A vingança covarde.
A literatura psiquiátrica teria muito a estudar caso uma ex-vizinha de uns setenta anos, contasse alto e em bom som que criara cães e gato, gato preto. O personagem central desta história divide-se entre esse bichano e sua ex-dona, se é que podemos chamá-la assim. Segundo ela, ele tinha por hábito roubar as guloseimas feitas por ela. Mas nesse dia o animal passou dos limites toleráveis, quando a dona da casa assava uma suculenta carne para o almoço da família.
A dona dos cães e do gato saiu rapidamente da cozinha e deixou a peça bovina dentro da panela que repousava sobre o fogo. Ao retornar a cozinha, qual foi a sua surpresa? Encontrou o recipiente de alumínio destampado e a carne tinha sumido como de encanto. A pobre idosa correu até a porta de casa e olhou para cima do muro que circundava o imóvel. Qual foi a sua segunda surpresa? O felino degustava os dois quilos do tecido muscular do quadrúpede ruminante cavicórneo, sem nenhuma cerimônia, ele era o rei do almoço que não ficou pronto.
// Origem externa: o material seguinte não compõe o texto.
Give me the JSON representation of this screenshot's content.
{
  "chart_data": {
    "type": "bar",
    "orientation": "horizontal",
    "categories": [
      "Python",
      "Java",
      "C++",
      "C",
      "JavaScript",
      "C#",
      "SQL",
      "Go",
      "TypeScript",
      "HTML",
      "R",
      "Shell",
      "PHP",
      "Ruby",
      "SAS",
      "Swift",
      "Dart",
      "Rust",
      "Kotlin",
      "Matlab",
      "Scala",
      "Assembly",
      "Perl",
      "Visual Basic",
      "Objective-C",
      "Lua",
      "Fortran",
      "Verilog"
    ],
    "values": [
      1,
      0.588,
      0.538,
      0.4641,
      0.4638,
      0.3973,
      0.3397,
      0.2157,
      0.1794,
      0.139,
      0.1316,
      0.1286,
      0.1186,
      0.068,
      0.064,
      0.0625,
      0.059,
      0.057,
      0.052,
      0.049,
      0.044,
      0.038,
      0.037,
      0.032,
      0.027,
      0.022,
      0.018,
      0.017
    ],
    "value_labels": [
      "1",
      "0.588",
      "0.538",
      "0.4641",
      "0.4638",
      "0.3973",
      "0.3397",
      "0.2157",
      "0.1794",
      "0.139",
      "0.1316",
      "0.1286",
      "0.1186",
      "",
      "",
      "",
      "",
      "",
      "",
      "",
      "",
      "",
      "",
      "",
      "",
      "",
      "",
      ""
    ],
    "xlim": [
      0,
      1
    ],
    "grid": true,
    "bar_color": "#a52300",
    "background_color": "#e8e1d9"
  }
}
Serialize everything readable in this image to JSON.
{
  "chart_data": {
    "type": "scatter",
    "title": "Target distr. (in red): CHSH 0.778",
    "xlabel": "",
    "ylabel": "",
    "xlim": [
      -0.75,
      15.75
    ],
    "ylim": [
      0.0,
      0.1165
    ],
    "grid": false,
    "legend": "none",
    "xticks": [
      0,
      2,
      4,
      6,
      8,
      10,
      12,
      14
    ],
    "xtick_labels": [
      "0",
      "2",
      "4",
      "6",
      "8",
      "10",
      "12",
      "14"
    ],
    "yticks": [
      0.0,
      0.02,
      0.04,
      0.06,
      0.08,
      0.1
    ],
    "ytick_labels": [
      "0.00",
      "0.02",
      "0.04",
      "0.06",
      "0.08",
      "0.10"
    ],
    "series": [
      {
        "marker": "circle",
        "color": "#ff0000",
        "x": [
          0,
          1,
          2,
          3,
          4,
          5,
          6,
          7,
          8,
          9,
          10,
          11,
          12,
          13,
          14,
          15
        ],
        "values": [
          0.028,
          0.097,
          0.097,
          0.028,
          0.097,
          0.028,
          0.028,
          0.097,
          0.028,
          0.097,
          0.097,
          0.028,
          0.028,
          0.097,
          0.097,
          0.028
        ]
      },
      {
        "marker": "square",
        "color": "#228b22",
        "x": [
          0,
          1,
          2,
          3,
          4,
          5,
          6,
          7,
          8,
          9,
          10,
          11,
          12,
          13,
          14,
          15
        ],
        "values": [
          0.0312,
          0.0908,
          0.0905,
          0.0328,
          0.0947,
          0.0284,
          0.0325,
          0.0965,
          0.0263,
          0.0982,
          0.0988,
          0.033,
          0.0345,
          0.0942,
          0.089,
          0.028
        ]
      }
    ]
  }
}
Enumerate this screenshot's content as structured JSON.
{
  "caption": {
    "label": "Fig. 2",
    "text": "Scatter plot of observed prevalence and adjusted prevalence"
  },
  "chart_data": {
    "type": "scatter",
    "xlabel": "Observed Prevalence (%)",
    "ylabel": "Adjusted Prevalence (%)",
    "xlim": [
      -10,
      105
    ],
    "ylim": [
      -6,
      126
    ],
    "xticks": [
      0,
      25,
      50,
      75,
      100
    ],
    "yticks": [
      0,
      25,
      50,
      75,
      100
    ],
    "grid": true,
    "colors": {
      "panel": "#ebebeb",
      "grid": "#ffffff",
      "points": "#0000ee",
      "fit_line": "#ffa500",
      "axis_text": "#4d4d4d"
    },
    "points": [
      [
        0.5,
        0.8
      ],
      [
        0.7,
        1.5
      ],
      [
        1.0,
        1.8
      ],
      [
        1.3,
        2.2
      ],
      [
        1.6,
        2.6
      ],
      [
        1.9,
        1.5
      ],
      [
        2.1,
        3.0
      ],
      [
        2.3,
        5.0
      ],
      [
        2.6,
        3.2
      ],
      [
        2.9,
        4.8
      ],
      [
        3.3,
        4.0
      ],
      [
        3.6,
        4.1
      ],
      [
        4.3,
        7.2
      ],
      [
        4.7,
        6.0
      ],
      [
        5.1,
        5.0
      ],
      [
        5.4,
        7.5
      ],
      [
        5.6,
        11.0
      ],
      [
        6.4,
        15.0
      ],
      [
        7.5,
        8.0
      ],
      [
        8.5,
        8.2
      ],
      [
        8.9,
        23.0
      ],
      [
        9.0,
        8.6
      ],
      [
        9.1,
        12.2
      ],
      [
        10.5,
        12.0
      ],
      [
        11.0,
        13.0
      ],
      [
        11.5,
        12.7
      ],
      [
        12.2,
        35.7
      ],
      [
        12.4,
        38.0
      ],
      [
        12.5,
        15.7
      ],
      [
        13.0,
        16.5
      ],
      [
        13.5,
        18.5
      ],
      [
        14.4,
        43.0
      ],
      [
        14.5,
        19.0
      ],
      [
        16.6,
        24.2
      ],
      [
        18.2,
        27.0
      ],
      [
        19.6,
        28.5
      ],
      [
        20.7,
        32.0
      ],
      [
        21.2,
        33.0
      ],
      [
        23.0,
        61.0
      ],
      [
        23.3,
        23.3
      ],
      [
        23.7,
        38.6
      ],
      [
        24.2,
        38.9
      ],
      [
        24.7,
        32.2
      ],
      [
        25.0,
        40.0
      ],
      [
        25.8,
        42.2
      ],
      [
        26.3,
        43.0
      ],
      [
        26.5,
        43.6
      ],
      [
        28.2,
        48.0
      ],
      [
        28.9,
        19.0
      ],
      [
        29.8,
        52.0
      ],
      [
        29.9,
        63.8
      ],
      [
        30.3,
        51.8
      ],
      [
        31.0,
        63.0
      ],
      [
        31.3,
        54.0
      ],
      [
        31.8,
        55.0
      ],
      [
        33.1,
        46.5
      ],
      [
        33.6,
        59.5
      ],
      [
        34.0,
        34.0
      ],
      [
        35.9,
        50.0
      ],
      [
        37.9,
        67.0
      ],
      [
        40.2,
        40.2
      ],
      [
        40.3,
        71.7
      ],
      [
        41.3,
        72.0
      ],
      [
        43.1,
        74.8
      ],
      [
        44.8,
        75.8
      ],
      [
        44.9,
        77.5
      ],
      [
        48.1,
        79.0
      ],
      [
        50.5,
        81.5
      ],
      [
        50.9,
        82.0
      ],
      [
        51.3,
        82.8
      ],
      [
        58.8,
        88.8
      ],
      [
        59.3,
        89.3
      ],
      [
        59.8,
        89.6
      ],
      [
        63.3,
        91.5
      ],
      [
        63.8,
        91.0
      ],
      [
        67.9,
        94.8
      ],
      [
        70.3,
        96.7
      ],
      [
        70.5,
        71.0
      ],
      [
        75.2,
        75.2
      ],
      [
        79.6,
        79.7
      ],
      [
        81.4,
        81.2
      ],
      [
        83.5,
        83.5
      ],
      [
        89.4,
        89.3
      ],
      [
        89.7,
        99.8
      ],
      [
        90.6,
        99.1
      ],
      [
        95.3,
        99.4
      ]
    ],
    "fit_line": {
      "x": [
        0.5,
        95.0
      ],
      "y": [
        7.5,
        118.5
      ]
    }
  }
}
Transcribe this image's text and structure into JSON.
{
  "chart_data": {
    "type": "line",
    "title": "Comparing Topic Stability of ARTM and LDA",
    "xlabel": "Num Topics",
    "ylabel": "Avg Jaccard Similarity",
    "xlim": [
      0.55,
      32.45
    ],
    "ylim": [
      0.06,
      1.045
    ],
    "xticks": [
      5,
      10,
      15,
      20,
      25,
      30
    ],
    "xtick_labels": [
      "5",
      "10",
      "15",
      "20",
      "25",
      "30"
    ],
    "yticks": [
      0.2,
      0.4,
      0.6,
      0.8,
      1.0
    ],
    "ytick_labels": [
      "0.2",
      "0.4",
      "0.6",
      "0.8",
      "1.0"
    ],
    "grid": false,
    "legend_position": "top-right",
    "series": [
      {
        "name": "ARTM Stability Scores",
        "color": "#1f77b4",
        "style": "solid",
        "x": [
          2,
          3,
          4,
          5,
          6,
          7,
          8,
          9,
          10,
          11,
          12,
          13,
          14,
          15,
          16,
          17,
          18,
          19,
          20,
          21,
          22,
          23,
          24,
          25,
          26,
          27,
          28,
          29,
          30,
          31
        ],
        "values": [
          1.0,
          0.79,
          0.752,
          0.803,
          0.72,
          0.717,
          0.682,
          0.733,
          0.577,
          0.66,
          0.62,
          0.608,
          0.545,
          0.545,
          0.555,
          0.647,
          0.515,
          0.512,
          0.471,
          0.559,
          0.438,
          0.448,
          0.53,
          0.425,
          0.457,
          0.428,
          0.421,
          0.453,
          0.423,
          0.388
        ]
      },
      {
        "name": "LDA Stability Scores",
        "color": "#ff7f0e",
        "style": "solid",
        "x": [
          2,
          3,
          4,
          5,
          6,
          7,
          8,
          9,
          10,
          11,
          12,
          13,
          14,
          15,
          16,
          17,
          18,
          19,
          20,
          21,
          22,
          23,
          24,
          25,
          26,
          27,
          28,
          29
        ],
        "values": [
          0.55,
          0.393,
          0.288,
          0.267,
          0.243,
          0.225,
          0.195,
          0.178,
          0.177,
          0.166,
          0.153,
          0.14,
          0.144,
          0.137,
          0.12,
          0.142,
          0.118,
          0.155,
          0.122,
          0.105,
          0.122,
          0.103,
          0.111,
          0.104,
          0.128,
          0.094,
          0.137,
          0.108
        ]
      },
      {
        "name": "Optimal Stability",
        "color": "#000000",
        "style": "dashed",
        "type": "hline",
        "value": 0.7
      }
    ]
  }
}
A velhinha achou aquilo uma ofensa a sua dignidade, ou pior, um furto ao patrimônio domestico com todos os agravantes penais que o judiciário poderia conhecer, afinal o músculo era parte do alimento da família, isso incluindo os cães e ele, o gato preto. O felino há muito estava deixando-a irritada, já não o olhava com amor, não o tinha mais apreço, existia sim, entre os dois, uma aversão velada, muda e secreta.
Sabemos que os animais são dotados de percepção e sabem quem realmente os considera ou não. O gato, talvez por ser um felino ele é bastante perspicaz, independente, parece que nasce sabendo das coisas, está longe de ser um animal ingênuo, como é o melhor amigo do homem o cachorro, tanto é verídico que as pessoas em sua flagrante maioria preferem os cães como seus parceiros, porque assim podem dominá-los conforme suas conveniências, ao contrário do gato que não admite a ser ordenado.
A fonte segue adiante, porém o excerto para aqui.